Hell must be freezing over, and the sun will probably rise in the west tomorrow, because this morning brought news of the single most unlikely thing in the world (or the music industry, at least): Prince has re-signed with Warner Bros. I say “re-signed” because, remember, Warner is the same company that so infuriated His Purpleness in the 1990s that he took to scrawling “SLAVE” on his face when he appeared in public, and pioneered the legally adventurous move of changing his name to an unpronounceable symbol in an attempt to extricate himself from his record contract. This fact seems to have been largely overlooked by everyone reporting the news of his new deal this morning. Clearly, Prince’s ways are inscrutable at best, but seriously, what’s going on here?
The obvious answer is “money,” but we’re talking about a man who has sold over 100 million records in his time — he’s hardly short of a dime, in other words, and remember, this is a company he was prepared to furnish with deliberately obtuse and/or hurried material like Come and Chaos and Disorder in order to complete his contractual obligations as quickly as possible. Those records sold poorly, and Prince seemed to care not a whit. It seems unlikely that any amount of cash alone would lure him back to Warner’s embrace.

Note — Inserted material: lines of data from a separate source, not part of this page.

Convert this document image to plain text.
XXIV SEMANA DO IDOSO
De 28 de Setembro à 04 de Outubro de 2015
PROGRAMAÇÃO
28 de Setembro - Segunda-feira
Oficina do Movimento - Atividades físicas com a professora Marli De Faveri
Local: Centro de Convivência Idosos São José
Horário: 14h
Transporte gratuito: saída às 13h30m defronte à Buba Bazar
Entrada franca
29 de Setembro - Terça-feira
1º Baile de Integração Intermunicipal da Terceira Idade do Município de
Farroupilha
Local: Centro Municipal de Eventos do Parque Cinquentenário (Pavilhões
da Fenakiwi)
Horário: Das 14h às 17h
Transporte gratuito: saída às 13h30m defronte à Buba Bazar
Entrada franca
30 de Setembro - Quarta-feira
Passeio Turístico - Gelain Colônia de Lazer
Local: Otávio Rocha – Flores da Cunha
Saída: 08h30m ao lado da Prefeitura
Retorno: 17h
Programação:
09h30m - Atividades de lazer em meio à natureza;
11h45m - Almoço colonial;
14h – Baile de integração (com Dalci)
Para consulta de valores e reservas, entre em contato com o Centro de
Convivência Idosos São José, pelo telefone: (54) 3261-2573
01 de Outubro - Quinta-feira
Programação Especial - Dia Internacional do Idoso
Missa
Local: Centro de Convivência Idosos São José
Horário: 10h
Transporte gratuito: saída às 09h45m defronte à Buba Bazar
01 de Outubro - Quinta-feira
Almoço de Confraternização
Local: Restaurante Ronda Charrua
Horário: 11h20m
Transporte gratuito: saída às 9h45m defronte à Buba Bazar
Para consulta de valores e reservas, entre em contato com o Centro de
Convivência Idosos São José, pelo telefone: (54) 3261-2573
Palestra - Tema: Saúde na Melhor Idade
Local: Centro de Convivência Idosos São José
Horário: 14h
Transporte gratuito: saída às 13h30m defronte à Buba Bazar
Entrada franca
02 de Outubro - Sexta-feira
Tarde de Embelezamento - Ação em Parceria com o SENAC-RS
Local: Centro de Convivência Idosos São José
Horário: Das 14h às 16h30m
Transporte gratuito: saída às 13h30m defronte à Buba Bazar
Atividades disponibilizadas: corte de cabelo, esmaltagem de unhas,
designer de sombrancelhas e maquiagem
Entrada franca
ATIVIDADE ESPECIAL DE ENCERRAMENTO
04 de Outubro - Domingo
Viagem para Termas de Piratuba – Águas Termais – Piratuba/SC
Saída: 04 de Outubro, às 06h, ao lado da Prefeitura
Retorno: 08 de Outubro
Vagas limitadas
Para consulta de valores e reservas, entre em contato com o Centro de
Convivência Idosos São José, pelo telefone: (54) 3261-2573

No, I suspect that if anything, the answer lies in the fact that the news of his new deal comes with the announcement of a fancy 30th-anniversary digital remaster of Purple Rain, along with “long-awaited, previously unheard music.” Warner presumably still owns the masters and publishing rights of all the music he released with the company, which includes everything from 1978 to 1996. The press release about the new deal make sure to mention that it “[gives] the artist ownership of the master recordings of his classic, global hits.”
Prince is a notorious perfectionist, so the idea of his masters sitting in Warner’s vault, a place where he couldn’t get at them, has probably been eating at him for the last 20 years. (As far back as 1999, he was threatening to re-record new, “better” versions of his entire back catalog after his bid to claim ownership of the masters failed.) He’s also a man given to releasing pretty much anything and everything he’s recorded — his original beef with Warner was that it wouldn’t let him release albums as quickly as he wanted to.
The fact that there’s a bunch of unreleased material to which Warner has the rights is presumably the other sweetener in this deal: the press release claims enthusiastically that “for Prince fans worldwide, the new partnership will open a veritable gold mine.” Warner is no doubt betting that this unreleased material will be a financial goldmine as well as an artistic one, given that none of the records Prince has released since Diamonds and Pearls in 1991 has sold anywhere near the numbers that he did at his peak. A bunch of deluxe anniversary editions and fancy box sets for completists, though? It should be a license to print money. Expect a whole bunch of “definitive” Prince compilations soon.